CGIT also argued that Massachusetts’ disability discrimination law did not give Mr. Lin the right to a remote work accommodation because of his elderly mother’s disabilities. CGIT acknowledged that Massachusetts courts have previously protected employees from discrimination based on their association with a disabled person, such as holding it was illegal to fire an employee to avoid paying for the medical care for the employee’s wife’s cancer treatment. However, CGIT noted that courts have expressed a reluctance to require employers to give reasonable accommodations to employees based on their association with a disabled person. Notably, until now, courts were not facing a widespread public health crisis during which governments and experts encouraged people to reduce their activities to protect vulnerable relatives from virus exposure. Whether courts will expand associational discrimination protection in light of the pandemic remains to be seen.

CGIT also argued that the Court should dismiss Mr. Lin’s age and race/national origin discrimination claims because he failed to provide evidence that CGIT fired Mr. Lin because of his age or race/national origin. Employees typically have much less information than employers about the employers’ personnel decisions and underlying rationales. Furthermore, Mr. Lin was not even in the office during the relevant time period, so his access to information about what decisions CGIT made and why was even more limited. Although Mr. Lin did allege that other engineers were allowed to work remotely while he was not, Mr. Lin provided no information about their age, race, or national origin, perhaps because he did not know it. However, it is quite plausible that these other employees were younger or of a different race or national origin. Mr. Lin may have the opportunity to take discovery on these issues and prove his claims if the Court denies CGIT’s motion to dismiss.

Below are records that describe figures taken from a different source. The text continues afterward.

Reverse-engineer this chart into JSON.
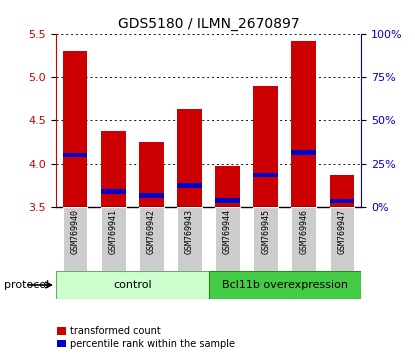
{
  "title": "GDS5180 / ILMN_2670897",
  "samples": [
    "GSM769940",
    "GSM769941",
    "GSM769942",
    "GSM769943",
    "GSM769944",
    "GSM769945",
    "GSM769946",
    "GSM769947"
  ],
  "transformed_count": [
    5.3,
    4.38,
    4.25,
    4.63,
    3.97,
    4.9,
    5.41,
    3.87
  ],
  "percentile_rank": [
    4.1,
    3.68,
    3.63,
    3.75,
    3.58,
    3.87,
    4.13,
    3.57
  ],
  "bar_bottom": 3.5,
  "ylim": [
    3.5,
    5.5
  ],
  "yticks_left": [
    3.5,
    4.0,
    4.5,
    5.0,
    5.5
  ],
  "yticks_right_pct": [
    0,
    25,
    50,
    75,
    100
  ],
  "bar_color": "#cc0000",
  "percentile_color": "#0000cc",
  "bar_width": 0.65,
  "groups": [
    {
      "label": "control",
      "start": 0,
      "end": 4,
      "color": "#ccffcc",
      "edgecolor": "#66aa66"
    },
    {
      "label": "Bcl11b overexpression",
      "start": 4,
      "end": 8,
      "color": "#44cc44",
      "edgecolor": "#228822"
    }
  ],
  "protocol_label": "protocol",
  "left_axis_color": "#cc0000",
  "right_axis_color": "#0000cc",
  "bg_color": "#ffffff",
  "sample_box_color": "#cccccc",
  "legend": [
    {
      "color": "#cc0000",
      "label": "transformed count"
    },
    {
      "color": "#0000cc",
      "label": "percentile rank within the sample"
    }
  ]
}
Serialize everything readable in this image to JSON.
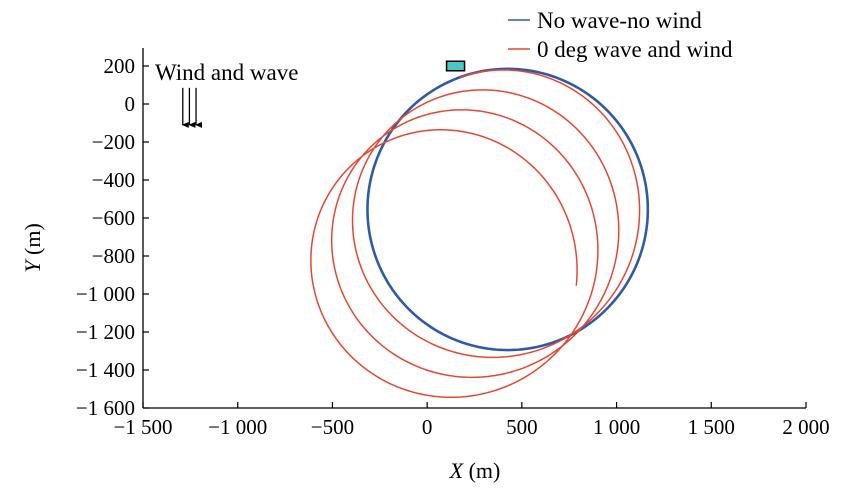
{
  "chart_data": {
    "type": "line",
    "title": "",
    "xlabel_var": "X",
    "xlabel_unit": " (m)",
    "ylabel_var": "Y",
    "ylabel_unit": " (m)",
    "xlim": [
      -1500,
      2000
    ],
    "ylim": [
      -1600,
      200
    ],
    "xticks": [
      -1500,
      -1000,
      -500,
      0,
      500,
      1000,
      1500,
      2000
    ],
    "xtick_labels": [
      "−1 500",
      "−1 000",
      "−500",
      "0",
      "500",
      "1 000",
      "1 500",
      "2 000"
    ],
    "yticks": [
      200,
      0,
      -200,
      -400,
      -600,
      -800,
      -1000,
      -1200,
      -1400,
      -1600
    ],
    "ytick_labels": [
      "200",
      "0",
      "−200",
      "−400",
      "−600",
      "−800",
      "−1 000",
      "−1 200",
      "−1 400",
      "−1 600"
    ],
    "grid": false,
    "legend_position": "top-right",
    "series": [
      {
        "name": "No wave-no wind",
        "color": "#2e5aa8",
        "circle": {
          "center_x": 425,
          "center_y": -555,
          "radius": 740
        }
      },
      {
        "name": "0 deg wave and wind",
        "color": "#e8472f",
        "drifting_spiral": {
          "start_x": 150,
          "start_y": 200,
          "center_x": 425,
          "center_y": -545,
          "radius": 730,
          "drift_per_turn_x": -110,
          "drift_per_turn_y": -105,
          "turns": 3.32
        }
      }
    ],
    "annotations": {
      "wind_label": "Wind and wave",
      "wind_arrows_x": [
        -1290,
        -1255,
        -1220
      ],
      "wind_arrow_y_from": 85,
      "wind_arrow_y_to": -110,
      "ship_marker": {
        "x": 150,
        "y": 200,
        "width": 95,
        "height": 50,
        "color": "#49c7c7"
      }
    }
  }
}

The Shape of Legal Battles Ahead

Many employees have lost work during the coronavirus pandemic under circumstances like Mr. Lin’s, raising serious questions about whether their terminations were fair and legal. Mr. Lin’s case shows some of the challenges such employees will face in court. While disability discrimination law is a promising source of rights for workers trying to protect themselves and their families from a public health emergency, it is filled with intricacies and technicalities that bear no relation to the very real health concerns of workers. Similarly, employees who are physically isolated from their supervisors and coworkers may have even less information than normal, making it that much more difficult to assert claims of discriminatory treatment. If you’ve lost your job because you refused to work during the pandemic, it is important that you work with an experienced employment lawyer who can help you navigate a legal world which was not designed to protect the needs of workers facing COVID-19. Courageous workers and creative advocates will spend the foreseeable future pushing, and hopefully expanding, the limits of employment discrimination law as they seek redress for unfair terminations during the pandemic.